GroupBorrowersMedian debt incl. PLUS
All borrowers252$12,049
Completed (graduates)30$14,268
Did not complete222$11,905

Completers face an estimated standard 10-year monthly payment on their PLUS-inclusive debt of roughly $169.66/mo.

Borrowing by Loan Type at Highline College

Federal data lets us separate Stafford borrowers from the rest at Highline.

Stafford This Year vs Not

CohortBorrowersMedian debt incl. PLUS
Stafford loan this year31$9,009
No Stafford loan this year221$12,455

What It Costs to Repay at Highline College

These figures turn the debt totals into a monthly repayment picture for Highline.

Loan Default Rates for Highline College

A loan default — failing to keep up with federal student-loan payments — is one of the worst financial outcomes a borrower can face.
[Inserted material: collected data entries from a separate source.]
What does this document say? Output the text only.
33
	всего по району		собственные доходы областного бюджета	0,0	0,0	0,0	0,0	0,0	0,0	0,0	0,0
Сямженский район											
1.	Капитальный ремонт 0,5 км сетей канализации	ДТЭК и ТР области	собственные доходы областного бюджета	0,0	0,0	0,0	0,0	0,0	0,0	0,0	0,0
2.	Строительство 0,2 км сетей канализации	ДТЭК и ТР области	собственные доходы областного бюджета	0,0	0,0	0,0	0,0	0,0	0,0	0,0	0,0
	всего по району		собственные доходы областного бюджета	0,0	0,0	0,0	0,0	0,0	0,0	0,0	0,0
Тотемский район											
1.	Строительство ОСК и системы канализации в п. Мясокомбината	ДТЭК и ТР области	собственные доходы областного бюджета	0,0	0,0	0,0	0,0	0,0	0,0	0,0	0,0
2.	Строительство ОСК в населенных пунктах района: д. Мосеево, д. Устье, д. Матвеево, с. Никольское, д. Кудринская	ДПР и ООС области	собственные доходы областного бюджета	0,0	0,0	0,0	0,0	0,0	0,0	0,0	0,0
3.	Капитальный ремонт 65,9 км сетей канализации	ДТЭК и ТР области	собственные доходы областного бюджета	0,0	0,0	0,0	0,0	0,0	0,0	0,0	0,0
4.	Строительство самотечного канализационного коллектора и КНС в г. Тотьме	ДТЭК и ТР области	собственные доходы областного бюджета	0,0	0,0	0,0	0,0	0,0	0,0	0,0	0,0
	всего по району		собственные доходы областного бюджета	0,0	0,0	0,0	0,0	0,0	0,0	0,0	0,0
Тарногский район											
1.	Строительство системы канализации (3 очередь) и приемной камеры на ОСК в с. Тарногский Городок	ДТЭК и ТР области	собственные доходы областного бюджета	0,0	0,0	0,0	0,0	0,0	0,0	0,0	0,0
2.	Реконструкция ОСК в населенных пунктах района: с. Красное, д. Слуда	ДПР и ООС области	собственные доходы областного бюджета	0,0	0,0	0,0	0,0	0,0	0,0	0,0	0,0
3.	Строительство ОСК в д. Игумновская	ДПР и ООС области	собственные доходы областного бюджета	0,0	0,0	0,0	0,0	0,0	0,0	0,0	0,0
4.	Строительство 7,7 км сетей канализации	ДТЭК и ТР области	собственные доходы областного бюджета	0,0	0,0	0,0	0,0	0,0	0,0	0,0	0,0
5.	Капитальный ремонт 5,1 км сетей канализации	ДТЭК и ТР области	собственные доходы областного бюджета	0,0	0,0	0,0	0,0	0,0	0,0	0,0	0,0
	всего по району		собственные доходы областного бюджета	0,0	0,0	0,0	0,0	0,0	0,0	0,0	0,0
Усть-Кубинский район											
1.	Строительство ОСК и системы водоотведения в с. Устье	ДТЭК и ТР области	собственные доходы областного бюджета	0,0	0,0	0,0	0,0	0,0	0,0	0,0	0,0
Two-year cohort default-rate data for Highline is shown below.

MetricValue
2-year cohort default rate10.2%
Borrowers in the cohort526

A lower default rate generally signals that graduates earn enough to manage their loan payments.

How Borrowing Varies by Student Group at Highline College

Borrowing varies by family income, by first-generation status, and by dependency status.

Borrowing by Income Tier

Income tierMedian federal debt
Low income$7,529
Middle income$5,218
High income$5,500

First-Generation Comparison

CohortMedian federal debt
First-generation students$6,093
Continuing-generation students$6,134

Dependent vs Independent Borrowers

CohortMedian federal debt
Dependent students$4,092
Independent students$7,737

Borrowing Gaps Between Student Groups at Highline College

The Department of Education computes gap indicators that show how borrowing differs between student groups at Highline.

Student Loan Basics

Subsidized vs. Unsubsidized Loans

Subsidized loans pause interest while you are in school; unsubsidized loans do not. That difference compounds over four years, so the type of loan you take matters as much as the amount.

Worth Knowing

Unlike most other debt, federal student loans generally survive bankruptcy — and unpaid balances can lead to wage garnishment — so borrow only what you truly need.

References

More about our data sources and methodologies.